Тут можно было бы сказать об антисемитизме Достоевского, но Бог бы с ним, с антисемитизмом! Истинная трагедия заключается в другом. Да, Достоевский, предугадал чуму XX века – он предугадал коммунизм. Но не предугадал холеры XX века – он не предугадал фашизма. Ведь у него были под конец жизни почти леонтьевские убеждения: он был уверен, что твёрдая государственная власть и насаждение церковности способны спасти от русской карамазовщины, от чрезмерностей, от страшных этих интеллектуальных и моральных загибов, от подполья.

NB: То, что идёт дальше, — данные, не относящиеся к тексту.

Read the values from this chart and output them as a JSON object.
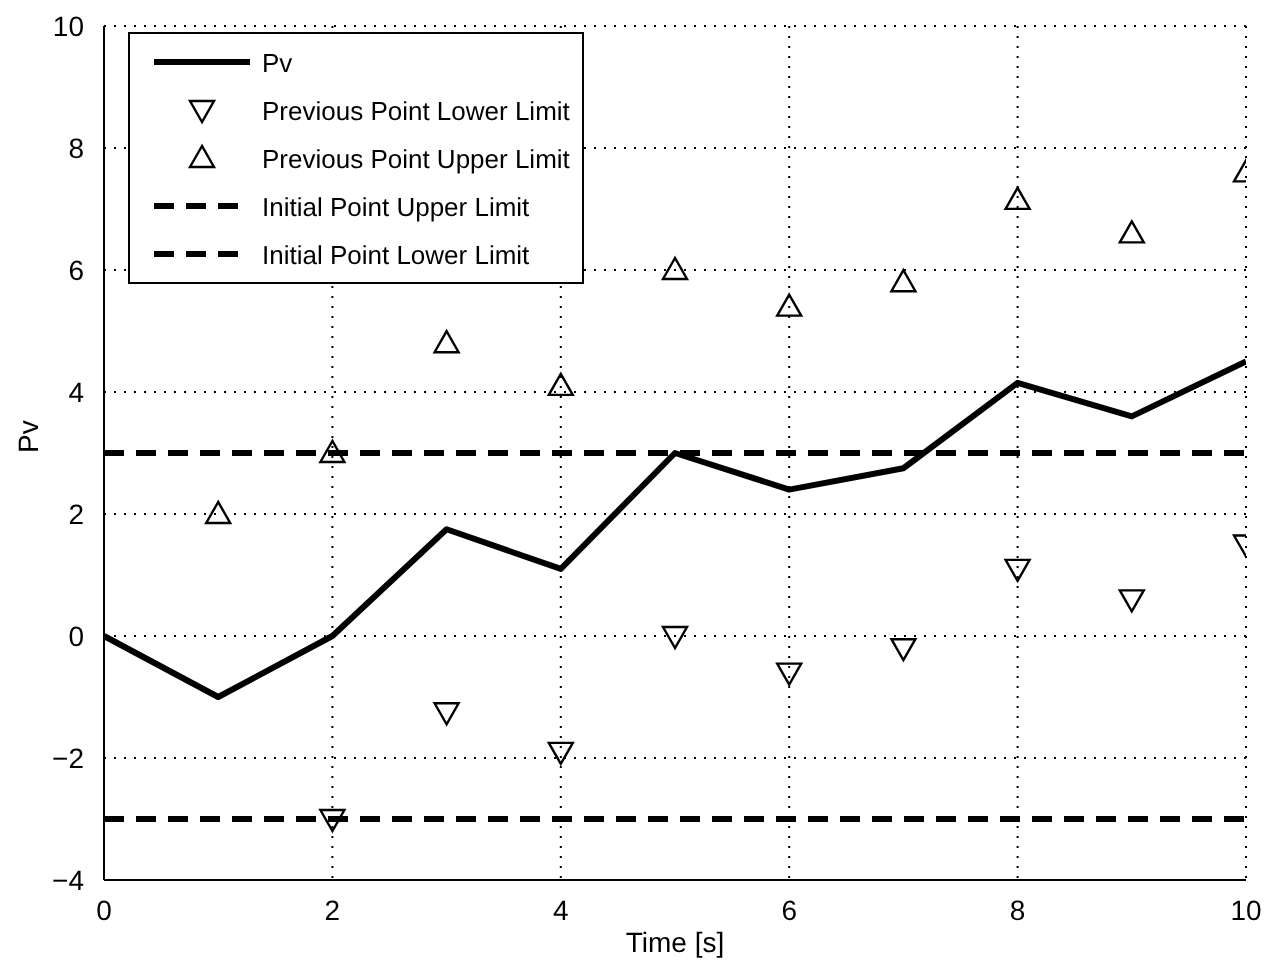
{
  "chart_data": {
    "type": "line",
    "xlabel": "Time [s]",
    "ylabel": "Pv",
    "xlim": [
      0,
      10
    ],
    "ylim": [
      -4,
      10
    ],
    "xticks": [
      0,
      2,
      4,
      6,
      8,
      10
    ],
    "yticks": [
      -4,
      -2,
      0,
      2,
      4,
      6,
      8,
      10
    ],
    "grid": true,
    "legend": "top left",
    "series": [
      {
        "name": "Pv",
        "color": "#000000",
        "line_style": "solid",
        "marker": "none",
        "x": [
          0,
          1,
          2,
          3,
          4,
          5,
          6,
          7,
          8,
          9,
          10
        ],
        "values": [
          0,
          -1,
          0,
          1.75,
          1.1,
          3,
          2.4,
          2.75,
          4.15,
          3.6,
          4.5
        ]
      },
      {
        "name": "Previous Point Lower Limit",
        "type": "scatter",
        "color": "#000000",
        "marker": "triangle-down",
        "x": [
          2,
          3,
          4,
          5,
          6,
          7,
          8,
          9,
          10
        ],
        "values": [
          -3,
          -1.25,
          -1.9,
          0,
          -0.6,
          -0.2,
          1.1,
          0.6,
          1.5
        ]
      },
      {
        "name": "Previous Point Upper Limit",
        "type": "scatter",
        "color": "#000000",
        "marker": "triangle",
        "x": [
          1,
          2,
          3,
          4,
          5,
          6,
          7,
          8,
          9,
          10
        ],
        "values": [
          2,
          3,
          4.8,
          4.1,
          6,
          5.4,
          5.8,
          7.15,
          6.6,
          7.6
        ]
      },
      {
        "name": "Initial Point Upper Limit",
        "color": "#000000",
        "line_style": "dashed",
        "marker": "none",
        "x": [
          0,
          10
        ],
        "values": [
          3,
          3
        ]
      },
      {
        "name": "Initial Point Lower Limit",
        "color": "#000000",
        "line_style": "dashed",
        "marker": "none",
        "x": [
          0,
          10
        ],
        "values": [
          -3,
          -3
        ]
      }
    ]
  }
}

Из шигалёвщины, из знаменитой тетрадки Шигалёва, легко, конечно, сделать диктатуру, сделать абсолютную тиранию, но ведь тиранию можно сделать и из единовластия, и из монархии, и из вертикали. Поэтому Достоевский, спасаясь от одной крайности, с неизбежностью впадает в другую. Вот в этом, может быть, и заключается самый страшный урок его творчества.

И ещё одно из страшных убеждений Достоевского (оно есть уже и в «Преступлении и наказании») – это то, что без горнила страстей невозможна святость; не пройдя через искушение, через страшные соблазны, не согрешив радикально, невозможно покаяться. Бог у него обнаруживается в бездне. Но в бездне-то Бога нет, в бездне совсем другие сущности водятся. И, конечно, заветная мысль Достоевского о том, что Раскольников может стать солнцем. «Станьте солнцем – и все к вам потянутся», – говорит ему Порфирий. Какое же солнце может получиться из Раскольникова?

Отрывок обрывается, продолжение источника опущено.